Le rouge et le blanc sont les couleurs qui figurent sur le blason de la ville de Dimaro, petite commune du Trentin coincée entre les splendides Dolomites. Mais c’est bien le bleu ciel qui domine lorsqu’on se balade dans les rues de ce petit village montagnard de 1200 âmes. En effet, des dizaines de drapeaux à l’effigie du Napoli sont suspendus au balcon ou accrochés aux réverbères. Pourtant, l’ancienne capitale du royaume des deux Siciles se trouve à près de 700 km à vol d’oiseau, mais les Partenopei ont choisi de s’implanter aux pieds de Madonna di Campiglio depuis plusieurs étés afin d’y effectuer leur préparation estivale. C’est donc toute une vallée qui se transforme en un « rione » l’espace de quelques semaines, au plus grand bonheur des autochtones.
Dimaro, commune de la province de Naples
Les travées du stade Carciato sont bien remplies. Au dernier rang, journalistes de sites internet ou télévisions locales suivent le Napoli au jour le jour et s’activent pour combler le programme quotidien. Un peu plus bas, les supporters azzurri sont venus assister à l’entraînement de leurs protégés. Federico fait partie de ces nombreux immigrés qui profitent de l’occasion : « J’habite du côté de Rovigo, pour moi et d’autres, c’est une belle opportunité de voir notre équipe de cœur. Certains viennent aussi d’Allemagne de Suisse. » Tous en profitent pour allier l’utile à l’agréable, vacances à la montagne tout en suivant leur passion. « On a nos habitudes, on a fait des rencontres au cours des années et on se retrouve chaque été » , révèle Arturo qui a convaincu femme, sœurs et beaux-frères de le suivre.
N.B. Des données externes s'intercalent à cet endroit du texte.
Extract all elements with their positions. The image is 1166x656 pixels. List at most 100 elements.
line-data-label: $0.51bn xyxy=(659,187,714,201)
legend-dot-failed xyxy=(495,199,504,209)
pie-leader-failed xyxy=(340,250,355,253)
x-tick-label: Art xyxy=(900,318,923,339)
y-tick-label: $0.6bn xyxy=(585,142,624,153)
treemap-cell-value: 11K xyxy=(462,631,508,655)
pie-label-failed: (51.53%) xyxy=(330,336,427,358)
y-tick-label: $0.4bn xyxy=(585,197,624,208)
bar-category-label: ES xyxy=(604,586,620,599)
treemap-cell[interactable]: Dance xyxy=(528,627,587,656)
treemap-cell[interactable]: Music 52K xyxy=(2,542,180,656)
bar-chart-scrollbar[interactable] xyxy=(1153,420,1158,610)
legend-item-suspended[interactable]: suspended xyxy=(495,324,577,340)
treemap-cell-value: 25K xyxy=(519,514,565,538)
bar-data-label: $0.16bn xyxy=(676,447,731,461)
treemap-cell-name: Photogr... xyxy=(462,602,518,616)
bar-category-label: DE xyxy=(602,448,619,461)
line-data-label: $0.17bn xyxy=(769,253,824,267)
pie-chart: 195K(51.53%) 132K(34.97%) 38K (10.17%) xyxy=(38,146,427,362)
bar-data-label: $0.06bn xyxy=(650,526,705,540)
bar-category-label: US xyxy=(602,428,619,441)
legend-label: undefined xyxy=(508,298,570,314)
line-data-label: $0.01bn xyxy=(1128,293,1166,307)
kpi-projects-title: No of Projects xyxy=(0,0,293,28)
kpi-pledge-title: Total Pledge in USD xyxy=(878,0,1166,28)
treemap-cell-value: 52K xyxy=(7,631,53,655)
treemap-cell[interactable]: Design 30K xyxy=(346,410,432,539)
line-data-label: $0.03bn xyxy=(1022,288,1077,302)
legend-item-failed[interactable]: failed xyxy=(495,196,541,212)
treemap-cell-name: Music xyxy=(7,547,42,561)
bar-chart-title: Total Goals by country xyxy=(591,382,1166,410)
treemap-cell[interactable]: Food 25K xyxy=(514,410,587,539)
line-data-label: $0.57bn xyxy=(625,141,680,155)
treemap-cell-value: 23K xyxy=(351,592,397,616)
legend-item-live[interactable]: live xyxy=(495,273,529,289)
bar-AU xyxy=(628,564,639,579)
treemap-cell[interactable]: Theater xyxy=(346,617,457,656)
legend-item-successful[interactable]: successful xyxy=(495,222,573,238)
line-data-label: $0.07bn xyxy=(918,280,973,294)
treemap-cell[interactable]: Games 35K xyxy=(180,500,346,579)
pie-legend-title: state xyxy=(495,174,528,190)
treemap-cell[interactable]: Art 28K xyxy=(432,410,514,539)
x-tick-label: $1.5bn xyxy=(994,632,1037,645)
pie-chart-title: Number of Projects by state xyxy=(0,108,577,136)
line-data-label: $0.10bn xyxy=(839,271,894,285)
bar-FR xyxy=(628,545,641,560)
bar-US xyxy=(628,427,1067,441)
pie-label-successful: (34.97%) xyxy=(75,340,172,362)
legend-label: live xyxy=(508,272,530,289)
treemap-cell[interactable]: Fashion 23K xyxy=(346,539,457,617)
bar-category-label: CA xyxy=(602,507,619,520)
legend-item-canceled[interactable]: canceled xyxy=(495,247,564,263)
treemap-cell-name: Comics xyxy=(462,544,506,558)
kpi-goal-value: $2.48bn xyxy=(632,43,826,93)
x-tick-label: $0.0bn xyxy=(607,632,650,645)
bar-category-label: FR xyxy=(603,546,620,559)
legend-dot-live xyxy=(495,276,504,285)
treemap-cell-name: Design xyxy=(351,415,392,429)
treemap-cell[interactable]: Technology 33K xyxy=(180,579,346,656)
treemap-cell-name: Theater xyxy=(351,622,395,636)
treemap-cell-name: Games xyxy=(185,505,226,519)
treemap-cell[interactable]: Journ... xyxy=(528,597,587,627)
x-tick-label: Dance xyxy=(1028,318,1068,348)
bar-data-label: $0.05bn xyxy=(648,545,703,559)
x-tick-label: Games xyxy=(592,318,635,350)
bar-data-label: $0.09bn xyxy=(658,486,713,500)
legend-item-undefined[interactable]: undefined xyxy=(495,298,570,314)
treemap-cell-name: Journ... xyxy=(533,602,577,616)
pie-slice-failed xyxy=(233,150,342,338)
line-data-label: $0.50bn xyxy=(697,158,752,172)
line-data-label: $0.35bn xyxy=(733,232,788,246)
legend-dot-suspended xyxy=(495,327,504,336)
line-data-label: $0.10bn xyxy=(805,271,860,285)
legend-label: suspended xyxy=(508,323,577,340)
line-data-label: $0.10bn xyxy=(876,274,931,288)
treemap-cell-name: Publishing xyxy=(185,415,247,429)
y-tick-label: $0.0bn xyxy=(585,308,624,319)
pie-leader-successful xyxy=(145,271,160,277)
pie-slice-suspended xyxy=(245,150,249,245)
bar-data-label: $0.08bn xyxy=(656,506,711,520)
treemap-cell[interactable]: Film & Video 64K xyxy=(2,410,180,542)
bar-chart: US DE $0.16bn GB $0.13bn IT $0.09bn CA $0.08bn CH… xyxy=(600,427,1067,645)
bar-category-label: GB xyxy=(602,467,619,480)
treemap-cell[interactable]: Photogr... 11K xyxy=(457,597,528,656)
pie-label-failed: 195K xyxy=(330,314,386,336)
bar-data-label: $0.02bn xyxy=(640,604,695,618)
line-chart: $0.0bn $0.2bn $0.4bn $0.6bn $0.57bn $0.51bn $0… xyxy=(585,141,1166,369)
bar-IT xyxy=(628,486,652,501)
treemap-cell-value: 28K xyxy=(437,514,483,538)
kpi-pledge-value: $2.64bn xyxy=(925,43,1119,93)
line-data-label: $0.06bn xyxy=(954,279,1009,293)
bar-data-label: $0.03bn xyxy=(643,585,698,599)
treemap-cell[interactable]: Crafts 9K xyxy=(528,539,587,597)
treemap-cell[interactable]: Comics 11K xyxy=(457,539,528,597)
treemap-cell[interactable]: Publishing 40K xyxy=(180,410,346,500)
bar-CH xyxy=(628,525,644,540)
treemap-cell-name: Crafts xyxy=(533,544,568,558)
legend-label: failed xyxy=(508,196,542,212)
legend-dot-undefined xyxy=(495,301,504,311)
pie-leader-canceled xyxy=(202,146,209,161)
Les balades ne manquent pas dans le Val di Sole, les cascades de Saent sont par exemple un rendez-vous immanquable, tandis que le club pense à tout avec des activités pour occuper les plus petits dans un mini-parc adjacent. Ainsi, c’est tout le village qui se met au diapason de ses invités. Autre habitué, Achille arbore le maillot mimétique du club et la soixantaine : « J’organise des soirées Pino Daniele dans un des bars, tandis que toute l’équipe de l’émission de Rai 2 Made In Sud anime chaque soir la place du village au rythme des chansons napolitaines. Je pense que ça a permis de mettre fin à certains préjugés sur nous. » Arturo conclut joliment : « La colline de Vomero est le point culminant de Naples. Mais au-dessus, il y a Dimaro. » Voir Dimaro, et mourir.
Naples vs Rome
Un peu plus loin, Francesco suit la séance avec sa femme et ses deux enfants : « J’habite à Monza, à côté de Milan. Chaque été, je pose une semaine de vacances pour venir ici. Là, ça va, c’est encore calme, mais durant les amicaux, vous avez des mecs qui grimpent aux arbres pour voir le match ! » La discussion s’interrompt pour applaudir un joli but d’Insigne lors d’un exercice d’habileté : « On pourrait penser que les gens du coin ont une mentalité de montagnards, et donc plutôt fermée, mais j’ai eu plus de problèmes à Monza qu’ici. J’ai rencontré des personnes disponibles et très courtoises. Il n’y a jamais eu aucun problème. » Le duo Achille-Federico a même été intronisé citoyens d’honneur de la ville par le maire Romedio Menghini. Et s’il y a eu incident, c’est avec d’autres supporters, comme le confie la mascotte du groupe : « La Roma était à Pinzolo, de l’autre côté de la montagne. Les joueurs sont descendus dans la vallée faire du rafting, ils étaient évidemment suivis par des centaines de tifosi, mais pas des ultras, des familles. Ils ont vu mon maillot et m’ont insulté. J’en avais les larmes aux yeux… »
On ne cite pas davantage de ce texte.